For many hazards, there are two primary stages of forecast information, the watch and the warning. Watches and warnings should not be thought of as arbitrary definitions imposed by the bureaucratic infrastructure. Rather, it is important to note that the distinction between them can be interpreted as physically-based, constrained by the scale of the forecasts. For a weather event of interest, watches tend to be on time and space scales greater than the typical scales of the event, while warnings are on comparable scales to the lifecycle of the event. As an example, tornado and severe thunderstorm watches last for several hours and cover tens of thousands of square kilometers, while warnings last for tens of minutes and cover a few hundred square kilometers, on the order of the temporal and spatial extent of the individual severe thunderstorm event. The implications of this spatiotemporal difference are significant. The watch scale could be thought of as the scale to assess threat and prepare, while the warning scale is the scale on which protective action is likely to be needed. As a result of this difference, it is also likely that the way that forecasts are expressed should be different. I would speculate that it’s possible that spatial probabilities may be appropriate on the watch and longer scale, but temporal probabilities more appropriate on the warning scale.
As changes are contemplated in the basic nature of forecast delivery, it’s critical to consider the difference between quality and value of forecasts, as discussed by Murphy in his 1993 essay on forecast goodness. Quality involves the relationship between the forecast and the observed event, while value measures the benefits or costs to forecast users making decisions on the basis of the forecast. It’s important to note that improving the quality does not necessarily improve the value of the forecast and may, in fact, lower the value. As we develop the capability of providing more information to a variety of users, care must be taken in how that information is conveyed. There is no reason to believe, a priori, that more information is better for all users. Frequently updated forecasts, particularly with high spatial gradients can be expected to cause great confusion for many users. Nor should we expect users to be particularly sophisticated in their use of forecast information, given that a large variety of other influences exist in their decision-making processes.

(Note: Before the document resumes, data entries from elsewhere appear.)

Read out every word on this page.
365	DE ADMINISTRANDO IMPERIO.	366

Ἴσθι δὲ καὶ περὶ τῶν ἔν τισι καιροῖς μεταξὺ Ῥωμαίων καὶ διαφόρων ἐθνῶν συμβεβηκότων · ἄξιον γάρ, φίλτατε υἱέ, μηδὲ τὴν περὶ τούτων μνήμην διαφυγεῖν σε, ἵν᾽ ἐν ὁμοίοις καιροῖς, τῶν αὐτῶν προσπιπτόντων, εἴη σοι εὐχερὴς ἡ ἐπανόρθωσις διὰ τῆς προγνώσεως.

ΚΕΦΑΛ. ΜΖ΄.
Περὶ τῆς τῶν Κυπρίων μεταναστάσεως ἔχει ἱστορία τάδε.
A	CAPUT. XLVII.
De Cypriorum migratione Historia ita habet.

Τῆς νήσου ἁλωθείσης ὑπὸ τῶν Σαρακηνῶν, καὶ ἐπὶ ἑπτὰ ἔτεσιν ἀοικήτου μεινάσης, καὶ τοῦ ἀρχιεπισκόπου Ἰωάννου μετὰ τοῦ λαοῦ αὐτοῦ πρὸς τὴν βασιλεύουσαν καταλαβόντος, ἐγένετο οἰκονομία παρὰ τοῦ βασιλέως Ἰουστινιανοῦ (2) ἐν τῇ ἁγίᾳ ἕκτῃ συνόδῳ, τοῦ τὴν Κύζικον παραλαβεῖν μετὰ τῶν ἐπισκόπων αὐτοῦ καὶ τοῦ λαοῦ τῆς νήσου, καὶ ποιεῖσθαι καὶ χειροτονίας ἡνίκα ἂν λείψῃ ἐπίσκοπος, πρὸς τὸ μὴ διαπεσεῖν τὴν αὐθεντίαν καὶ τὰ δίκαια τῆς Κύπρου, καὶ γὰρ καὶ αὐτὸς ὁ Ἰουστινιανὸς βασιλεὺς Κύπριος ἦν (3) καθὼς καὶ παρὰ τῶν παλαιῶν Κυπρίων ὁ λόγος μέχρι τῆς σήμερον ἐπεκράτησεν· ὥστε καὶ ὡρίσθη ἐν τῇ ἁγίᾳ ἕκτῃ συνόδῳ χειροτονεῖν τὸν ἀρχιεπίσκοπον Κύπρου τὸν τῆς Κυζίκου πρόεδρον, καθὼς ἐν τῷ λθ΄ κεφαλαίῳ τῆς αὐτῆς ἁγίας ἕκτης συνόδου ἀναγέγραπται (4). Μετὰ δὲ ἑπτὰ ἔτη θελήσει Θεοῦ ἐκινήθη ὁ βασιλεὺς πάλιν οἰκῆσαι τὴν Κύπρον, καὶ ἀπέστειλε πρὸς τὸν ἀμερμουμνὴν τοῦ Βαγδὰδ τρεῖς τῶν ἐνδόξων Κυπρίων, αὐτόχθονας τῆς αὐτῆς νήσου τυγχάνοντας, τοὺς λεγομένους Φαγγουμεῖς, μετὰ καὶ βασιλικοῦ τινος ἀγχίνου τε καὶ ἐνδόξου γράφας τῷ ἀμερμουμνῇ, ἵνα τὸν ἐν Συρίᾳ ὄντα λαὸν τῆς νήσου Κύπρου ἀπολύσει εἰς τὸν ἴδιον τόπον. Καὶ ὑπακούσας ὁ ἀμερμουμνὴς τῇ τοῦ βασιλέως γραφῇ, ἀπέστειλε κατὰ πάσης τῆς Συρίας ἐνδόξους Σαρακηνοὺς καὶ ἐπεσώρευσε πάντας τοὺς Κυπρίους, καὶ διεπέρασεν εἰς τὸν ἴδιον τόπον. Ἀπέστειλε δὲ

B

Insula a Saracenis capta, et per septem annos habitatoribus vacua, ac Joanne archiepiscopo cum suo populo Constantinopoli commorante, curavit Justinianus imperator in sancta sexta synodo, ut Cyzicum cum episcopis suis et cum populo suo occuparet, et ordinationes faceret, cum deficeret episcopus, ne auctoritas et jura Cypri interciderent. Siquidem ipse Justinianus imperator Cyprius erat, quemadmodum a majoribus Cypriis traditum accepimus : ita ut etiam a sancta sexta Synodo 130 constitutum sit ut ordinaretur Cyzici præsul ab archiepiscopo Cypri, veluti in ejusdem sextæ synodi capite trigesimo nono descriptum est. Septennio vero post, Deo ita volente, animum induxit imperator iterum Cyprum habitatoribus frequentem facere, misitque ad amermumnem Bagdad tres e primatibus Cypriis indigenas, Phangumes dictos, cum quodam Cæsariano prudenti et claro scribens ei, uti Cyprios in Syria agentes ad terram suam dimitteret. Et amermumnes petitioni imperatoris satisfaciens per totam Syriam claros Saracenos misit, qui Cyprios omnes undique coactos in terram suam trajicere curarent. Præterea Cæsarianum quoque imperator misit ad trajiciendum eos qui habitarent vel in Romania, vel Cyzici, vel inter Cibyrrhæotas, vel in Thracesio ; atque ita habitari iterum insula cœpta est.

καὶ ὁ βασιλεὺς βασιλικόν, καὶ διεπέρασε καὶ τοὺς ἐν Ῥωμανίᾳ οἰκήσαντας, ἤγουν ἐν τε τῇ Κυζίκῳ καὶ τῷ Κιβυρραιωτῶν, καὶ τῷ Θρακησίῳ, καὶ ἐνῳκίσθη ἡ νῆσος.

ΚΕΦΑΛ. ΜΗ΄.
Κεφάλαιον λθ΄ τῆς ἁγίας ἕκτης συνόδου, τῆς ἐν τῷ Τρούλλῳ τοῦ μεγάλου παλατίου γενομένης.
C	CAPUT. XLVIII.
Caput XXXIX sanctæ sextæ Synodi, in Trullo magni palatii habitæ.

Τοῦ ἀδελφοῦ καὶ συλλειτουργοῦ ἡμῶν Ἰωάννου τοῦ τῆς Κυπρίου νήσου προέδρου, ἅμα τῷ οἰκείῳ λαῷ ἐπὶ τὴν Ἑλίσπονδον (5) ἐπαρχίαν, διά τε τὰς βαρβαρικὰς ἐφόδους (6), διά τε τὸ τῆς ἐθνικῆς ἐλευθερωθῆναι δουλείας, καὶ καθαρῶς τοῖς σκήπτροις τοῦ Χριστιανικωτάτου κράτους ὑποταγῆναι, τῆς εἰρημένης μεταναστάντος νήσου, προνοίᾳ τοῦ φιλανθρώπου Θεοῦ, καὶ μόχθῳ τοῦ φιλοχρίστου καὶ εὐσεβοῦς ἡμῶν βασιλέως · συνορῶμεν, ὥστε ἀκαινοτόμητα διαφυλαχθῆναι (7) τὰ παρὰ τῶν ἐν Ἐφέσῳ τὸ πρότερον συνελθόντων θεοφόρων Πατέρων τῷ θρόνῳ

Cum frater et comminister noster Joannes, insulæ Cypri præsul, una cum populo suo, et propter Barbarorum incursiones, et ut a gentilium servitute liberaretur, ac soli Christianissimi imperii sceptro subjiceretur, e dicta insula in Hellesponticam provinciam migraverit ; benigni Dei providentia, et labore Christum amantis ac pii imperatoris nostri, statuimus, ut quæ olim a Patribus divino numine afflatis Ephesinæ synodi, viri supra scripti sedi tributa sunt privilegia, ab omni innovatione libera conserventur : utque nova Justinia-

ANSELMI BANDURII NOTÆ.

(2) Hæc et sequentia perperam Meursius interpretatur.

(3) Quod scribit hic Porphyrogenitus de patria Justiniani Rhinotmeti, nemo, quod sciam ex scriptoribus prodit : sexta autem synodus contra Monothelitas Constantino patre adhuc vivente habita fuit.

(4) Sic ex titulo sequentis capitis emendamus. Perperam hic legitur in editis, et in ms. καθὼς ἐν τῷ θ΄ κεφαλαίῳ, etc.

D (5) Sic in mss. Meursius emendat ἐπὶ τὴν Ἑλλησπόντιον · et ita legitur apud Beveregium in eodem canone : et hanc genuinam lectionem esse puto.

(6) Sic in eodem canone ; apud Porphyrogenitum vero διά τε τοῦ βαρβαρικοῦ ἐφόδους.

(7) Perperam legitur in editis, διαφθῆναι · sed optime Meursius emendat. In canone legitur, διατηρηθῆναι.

Fundamentally, our understanding of how forecasts are used currently is weak and, often, based on anecdote. Changing a system to “make it better” without cursory knowledge of the current state of the system is suspect. Also, many current metrics of forecast performance do not align with things that are likely to be associated with value of the forecasts and may, in fact, be orthogonal to value. Finally, changing forecasts that are distributed to the public without having done testing of those products prior to the distribution (e.g., storm-based warnings, “impact-based” warnings) can lead to even greater problems than continuing the status quo. Radically changing products without testing opens the possibility of having to change them again, creating confusion and lowering trust.